The Blackhole Exploit Kit Spam Runs

We will describe our ongoing research into the high-volume spam runs that send users to websites that host the Blackhole Exploit Kit. The spam in these outbreaks claim to be from high profile companies such as Intuit, LinkedIn, Facebook, and PayPal, among others. There has been discussion of the technical details of the exploit kits (such as Jason Jones’ presentation at BlackHat). Beyond describing the technical details of the tools used, it is important for security researchers to describe the overall attack. This talk will cover patterns in the behaviour of these attacks – including how they are designed to get through spam filters, evade web reputation systems and infect users. The issues raised lead to the need for the security industry (and organizations in general) to update how we deal with these campaigns.

JON OLIVER BIO

Jon Oliver leads the Board of Architect at Trend Micro. He has worked in the computer security area for 10 years working on award winning antispam and web reputation systems.
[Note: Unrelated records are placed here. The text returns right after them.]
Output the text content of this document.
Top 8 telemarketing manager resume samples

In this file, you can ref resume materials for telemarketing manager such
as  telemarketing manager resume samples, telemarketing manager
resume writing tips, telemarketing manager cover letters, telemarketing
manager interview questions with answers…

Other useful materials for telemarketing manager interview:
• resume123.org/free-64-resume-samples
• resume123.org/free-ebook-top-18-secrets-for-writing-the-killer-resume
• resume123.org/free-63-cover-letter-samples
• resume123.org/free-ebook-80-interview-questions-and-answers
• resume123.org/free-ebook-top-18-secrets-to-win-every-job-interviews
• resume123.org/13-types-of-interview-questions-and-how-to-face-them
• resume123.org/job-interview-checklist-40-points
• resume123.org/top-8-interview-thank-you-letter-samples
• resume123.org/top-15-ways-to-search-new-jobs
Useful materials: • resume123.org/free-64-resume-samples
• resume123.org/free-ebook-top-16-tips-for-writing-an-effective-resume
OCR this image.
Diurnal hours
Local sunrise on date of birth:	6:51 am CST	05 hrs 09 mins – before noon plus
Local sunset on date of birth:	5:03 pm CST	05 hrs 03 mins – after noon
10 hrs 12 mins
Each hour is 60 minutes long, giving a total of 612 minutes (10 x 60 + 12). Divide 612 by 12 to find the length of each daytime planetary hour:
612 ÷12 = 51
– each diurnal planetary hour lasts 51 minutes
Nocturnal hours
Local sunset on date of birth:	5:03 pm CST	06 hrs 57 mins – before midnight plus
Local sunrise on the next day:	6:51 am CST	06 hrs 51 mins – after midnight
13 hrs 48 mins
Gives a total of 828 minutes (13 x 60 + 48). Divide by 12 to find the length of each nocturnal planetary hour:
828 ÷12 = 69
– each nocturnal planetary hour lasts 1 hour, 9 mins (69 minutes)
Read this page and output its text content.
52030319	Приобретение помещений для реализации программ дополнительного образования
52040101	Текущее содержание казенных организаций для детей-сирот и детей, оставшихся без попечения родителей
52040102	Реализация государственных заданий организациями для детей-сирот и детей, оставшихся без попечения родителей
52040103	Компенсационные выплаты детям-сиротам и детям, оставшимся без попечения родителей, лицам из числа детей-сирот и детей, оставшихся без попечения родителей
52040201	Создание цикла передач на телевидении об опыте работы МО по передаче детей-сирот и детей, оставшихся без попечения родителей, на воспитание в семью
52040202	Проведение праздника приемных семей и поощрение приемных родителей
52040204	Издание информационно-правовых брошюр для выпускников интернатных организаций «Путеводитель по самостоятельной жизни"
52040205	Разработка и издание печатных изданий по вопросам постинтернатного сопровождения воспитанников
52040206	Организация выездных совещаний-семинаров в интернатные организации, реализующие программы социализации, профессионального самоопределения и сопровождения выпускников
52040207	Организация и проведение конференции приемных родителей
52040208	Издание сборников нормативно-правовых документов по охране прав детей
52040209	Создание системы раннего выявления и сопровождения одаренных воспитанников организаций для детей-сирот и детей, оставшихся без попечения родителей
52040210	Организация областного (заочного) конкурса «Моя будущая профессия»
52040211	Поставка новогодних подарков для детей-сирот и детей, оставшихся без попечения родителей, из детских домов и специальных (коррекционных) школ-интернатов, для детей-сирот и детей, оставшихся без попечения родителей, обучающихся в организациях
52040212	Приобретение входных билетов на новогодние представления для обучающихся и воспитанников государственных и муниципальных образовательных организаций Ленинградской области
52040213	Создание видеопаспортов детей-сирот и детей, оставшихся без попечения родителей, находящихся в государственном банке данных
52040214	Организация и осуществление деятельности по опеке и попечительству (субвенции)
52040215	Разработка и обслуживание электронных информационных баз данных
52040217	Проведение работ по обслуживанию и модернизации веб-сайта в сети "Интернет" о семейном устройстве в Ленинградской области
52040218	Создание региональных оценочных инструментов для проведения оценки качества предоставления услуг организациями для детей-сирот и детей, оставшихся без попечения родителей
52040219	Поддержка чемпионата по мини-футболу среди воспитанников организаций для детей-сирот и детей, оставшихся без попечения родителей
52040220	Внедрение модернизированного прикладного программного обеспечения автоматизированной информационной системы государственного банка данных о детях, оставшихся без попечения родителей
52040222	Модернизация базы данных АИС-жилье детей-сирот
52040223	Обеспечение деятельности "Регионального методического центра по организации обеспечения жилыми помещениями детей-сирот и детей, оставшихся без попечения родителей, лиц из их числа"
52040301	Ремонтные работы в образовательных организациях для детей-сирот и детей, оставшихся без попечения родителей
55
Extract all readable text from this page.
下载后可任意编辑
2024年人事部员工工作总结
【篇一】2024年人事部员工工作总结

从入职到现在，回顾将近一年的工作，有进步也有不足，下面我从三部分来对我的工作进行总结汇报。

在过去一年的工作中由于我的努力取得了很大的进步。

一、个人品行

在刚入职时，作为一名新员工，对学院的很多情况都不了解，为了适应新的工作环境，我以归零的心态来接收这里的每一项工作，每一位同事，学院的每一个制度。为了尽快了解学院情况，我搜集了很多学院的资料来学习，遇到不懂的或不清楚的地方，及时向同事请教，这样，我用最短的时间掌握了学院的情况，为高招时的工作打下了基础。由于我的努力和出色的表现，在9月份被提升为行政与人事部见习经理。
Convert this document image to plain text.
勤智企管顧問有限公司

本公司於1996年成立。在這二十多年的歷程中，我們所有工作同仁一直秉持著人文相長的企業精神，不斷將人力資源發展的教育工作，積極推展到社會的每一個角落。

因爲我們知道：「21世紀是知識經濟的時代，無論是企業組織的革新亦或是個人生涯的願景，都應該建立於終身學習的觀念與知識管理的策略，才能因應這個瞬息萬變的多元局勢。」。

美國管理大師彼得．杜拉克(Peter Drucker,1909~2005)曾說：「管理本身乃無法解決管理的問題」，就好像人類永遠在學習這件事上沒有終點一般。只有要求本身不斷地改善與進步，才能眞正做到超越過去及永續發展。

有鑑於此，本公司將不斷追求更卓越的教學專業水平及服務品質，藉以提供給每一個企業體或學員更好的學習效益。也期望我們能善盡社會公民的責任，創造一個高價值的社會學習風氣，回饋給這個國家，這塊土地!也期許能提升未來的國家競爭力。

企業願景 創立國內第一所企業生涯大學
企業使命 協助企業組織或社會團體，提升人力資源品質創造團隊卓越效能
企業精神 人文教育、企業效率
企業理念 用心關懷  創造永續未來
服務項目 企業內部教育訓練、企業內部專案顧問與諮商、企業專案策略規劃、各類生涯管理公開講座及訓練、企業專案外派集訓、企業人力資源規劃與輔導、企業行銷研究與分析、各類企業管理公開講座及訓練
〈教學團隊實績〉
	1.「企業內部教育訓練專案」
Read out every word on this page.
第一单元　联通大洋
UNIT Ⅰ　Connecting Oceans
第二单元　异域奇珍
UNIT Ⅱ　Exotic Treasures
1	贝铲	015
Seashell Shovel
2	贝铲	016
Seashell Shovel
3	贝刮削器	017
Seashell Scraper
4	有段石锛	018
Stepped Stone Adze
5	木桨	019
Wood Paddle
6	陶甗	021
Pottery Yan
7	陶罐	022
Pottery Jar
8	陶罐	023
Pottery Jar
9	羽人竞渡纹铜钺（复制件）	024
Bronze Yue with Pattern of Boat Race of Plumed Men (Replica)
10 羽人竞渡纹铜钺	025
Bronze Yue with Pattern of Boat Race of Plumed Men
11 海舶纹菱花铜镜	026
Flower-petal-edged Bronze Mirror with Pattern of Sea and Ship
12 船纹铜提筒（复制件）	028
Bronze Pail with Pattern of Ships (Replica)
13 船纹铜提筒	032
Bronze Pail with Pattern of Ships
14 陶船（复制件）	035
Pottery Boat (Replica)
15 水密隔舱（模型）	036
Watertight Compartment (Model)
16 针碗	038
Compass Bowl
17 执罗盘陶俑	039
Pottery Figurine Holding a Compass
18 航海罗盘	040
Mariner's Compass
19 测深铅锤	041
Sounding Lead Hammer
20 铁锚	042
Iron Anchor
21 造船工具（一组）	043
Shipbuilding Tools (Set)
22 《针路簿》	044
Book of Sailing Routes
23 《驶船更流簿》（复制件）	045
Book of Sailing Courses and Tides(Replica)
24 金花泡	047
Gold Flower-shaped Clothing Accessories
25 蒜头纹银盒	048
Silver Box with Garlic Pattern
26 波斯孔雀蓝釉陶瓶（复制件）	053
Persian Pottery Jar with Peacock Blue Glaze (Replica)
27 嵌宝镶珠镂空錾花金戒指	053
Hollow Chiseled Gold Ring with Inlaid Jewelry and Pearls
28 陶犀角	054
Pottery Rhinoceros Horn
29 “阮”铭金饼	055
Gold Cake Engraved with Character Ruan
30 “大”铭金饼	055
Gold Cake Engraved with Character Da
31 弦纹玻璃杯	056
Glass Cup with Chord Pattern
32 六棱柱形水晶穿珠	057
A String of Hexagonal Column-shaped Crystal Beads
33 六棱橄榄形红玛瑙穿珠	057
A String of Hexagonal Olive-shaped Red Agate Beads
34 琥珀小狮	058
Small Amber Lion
Before joining Trend Micro in 2006, he was Chief Spam-fighter at Mailfrontier, an antispam startup.

Jon holds a Ph.D. in machine learning from Monash University. Prior to entering the computer security area, he performed postdoctoral research in Australia and the U.K. and acted as a data-mining consultant in the Silicon Valley doing a range of contracts NASA (data analysis for the Mars rover), the FAA and eBay.